The initiative builds on and updates the BCA’s 2017 guide for contracting authorities, reflecting legal, market and policy developments since its original publication. The 2017 guide already highlighted the high cost of bid rigging and collusion for contracting authorities, highlighted the main signals that may indicate bid rigging and provided examples of measures that can be implemented to prevent collusion.
The new draft updates best practices to reflect current market realities and sets out recommendations to raise awareness and strengthen cooperation between public buyers and the BCA, with the aim of safeguarding effective, fair and innovation‑friendly public procurement.
Positioning public buyers as first‑line actors, the BCA relies on their key role to detect, early on, unusual bidding patterns and other red flags that suggest anticompetitive practices.

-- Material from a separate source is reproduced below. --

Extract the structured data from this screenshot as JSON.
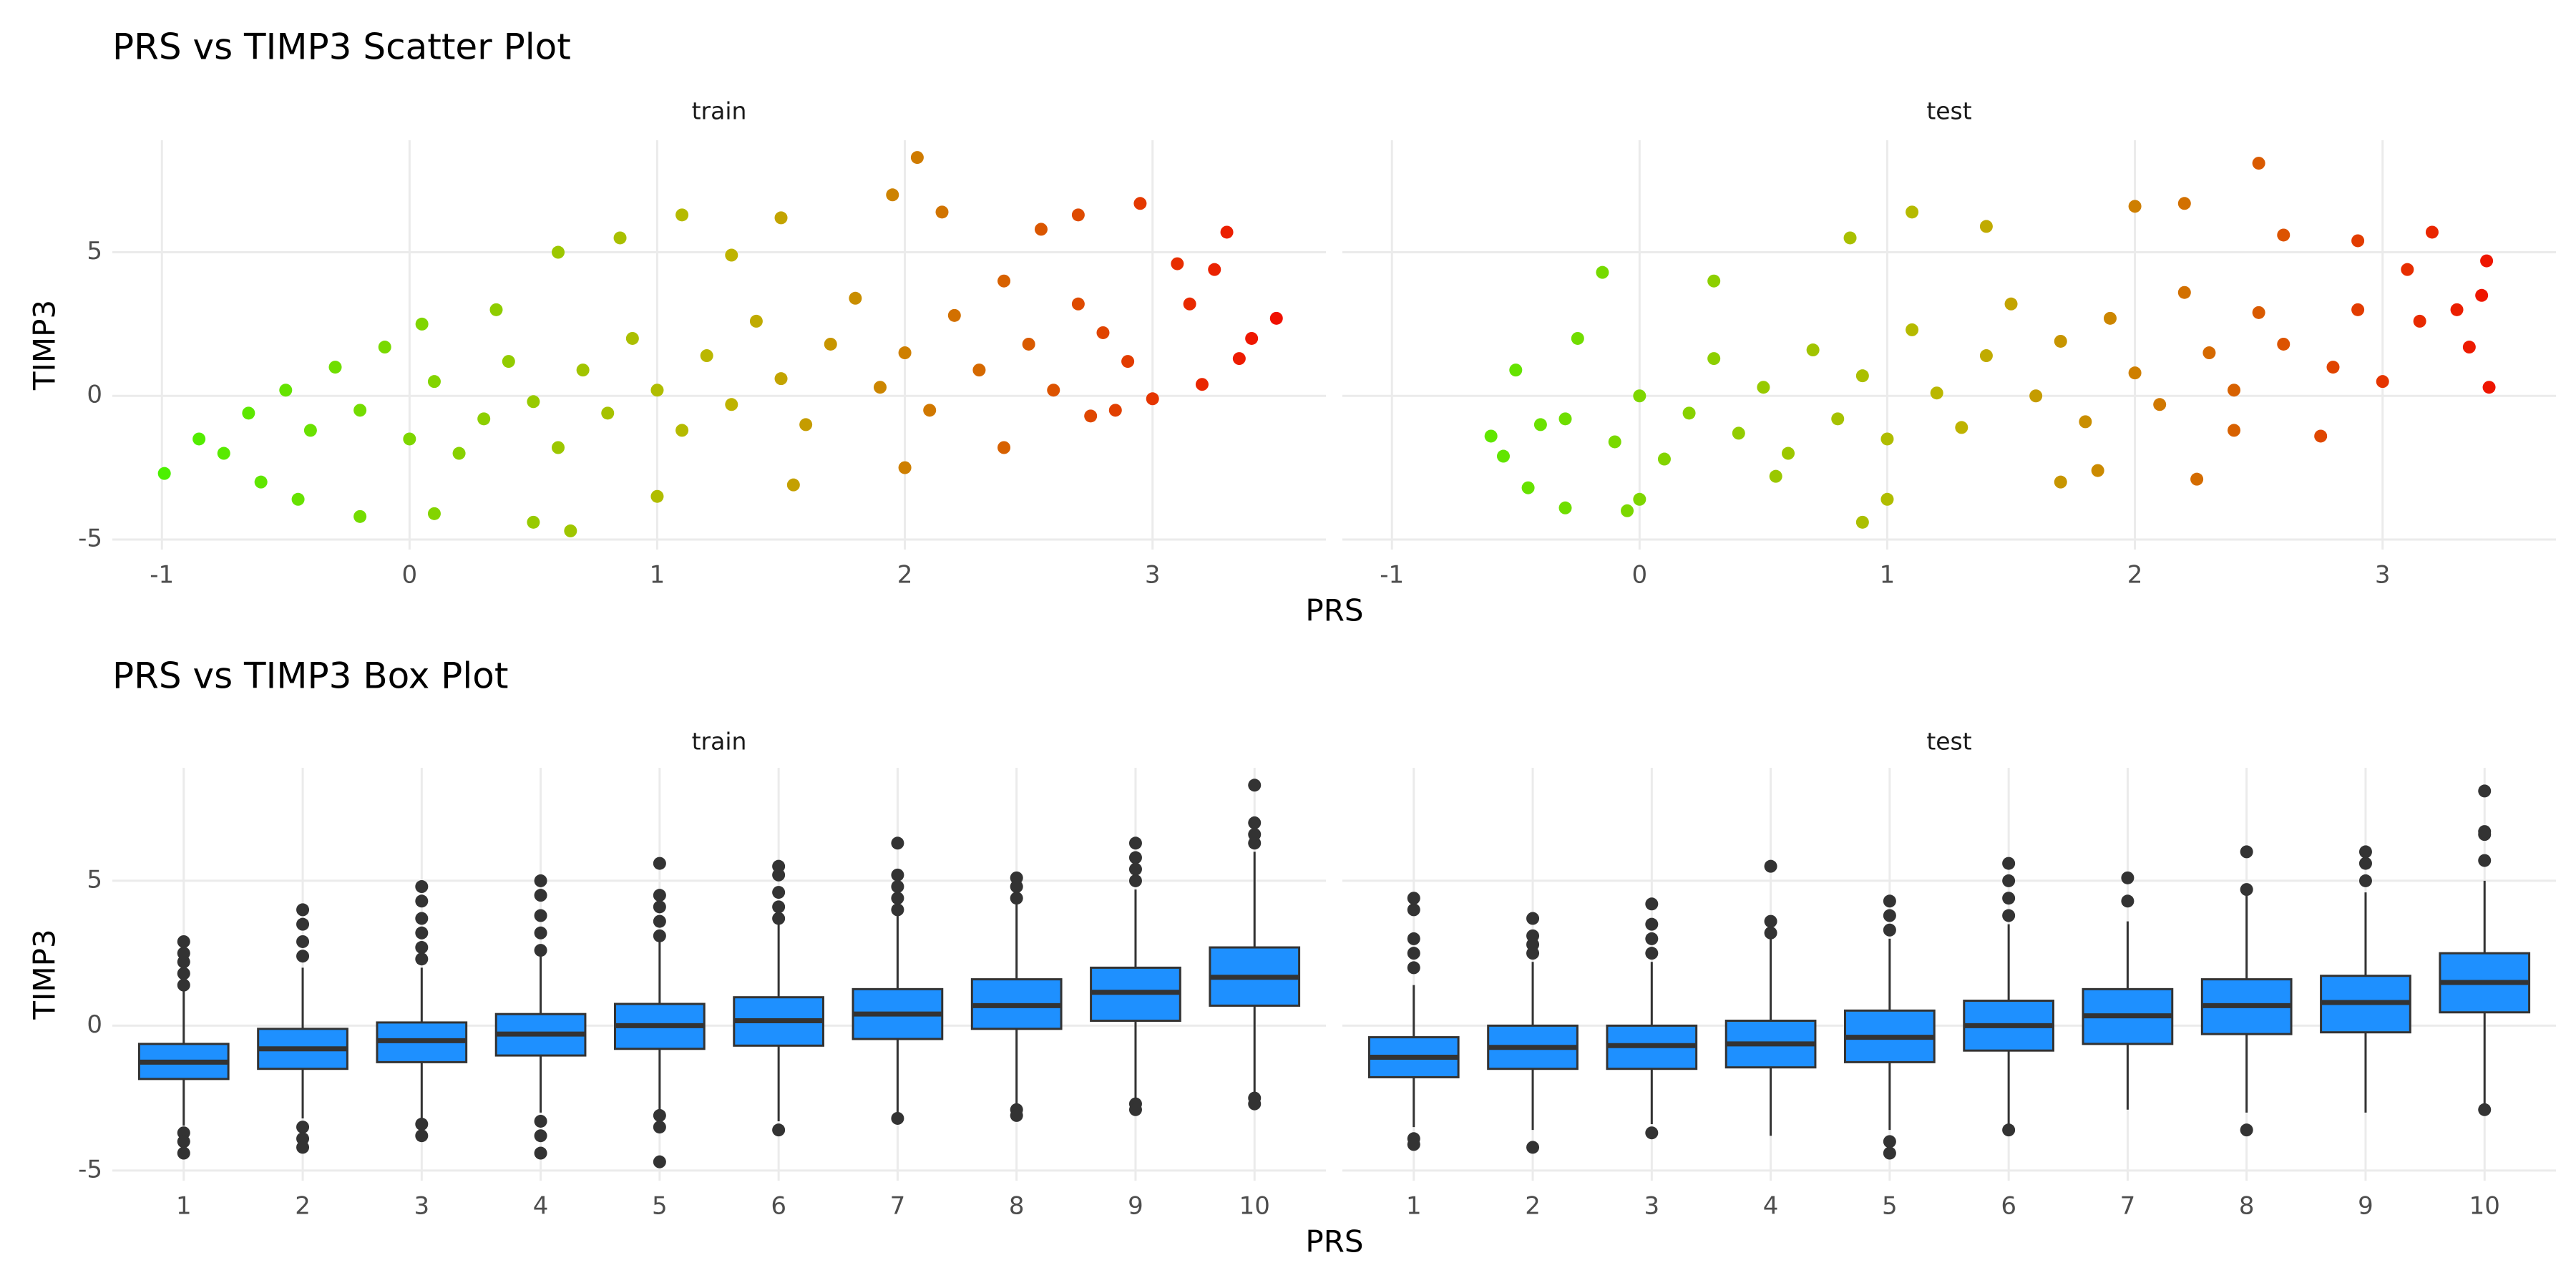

The new draft guidance encourages early, even informal, engagement with the BCA where concerns arise, and sets out a structured approach to responding to suspected anticompetitive practices, including contacts with the BCA, preservation of evidence and internal reporting.
Substantively, the new draft guidance goes beyond a checklist of “red flags” to cover upstream stages, notably the planning and design of contracts, where the ability to preserve competition often comes into play. It also addresses the choice of procedure and the balance between transparency and confidentiality, noting that excessive transparency in concentrated markets can inadvertently facilitate coordination of competitors.
On vigilance during tendering, the draft details indicators of concerted practices, including recurrent rotations of winners, coordinated non‑submissions or withdrawals, identical pricing structures and suspiciously similar documents. It also provides for practical measures to be implemented, such as anti‑cartel clauses in tender documents, separate site visits and the use of anonymous Q&A channels. It further warns that joint bidding may raise competition issues where participants could have bid independently.
The consultation’s objective is to ensure the draft guidance meets stakeholder expectations, fills gaps identified by practitioners and clarifies complex intersections between procurement and competition rules. Contributions received will support the refinement and finalisation of the guidance.
The consultation is open until 28 February 2026.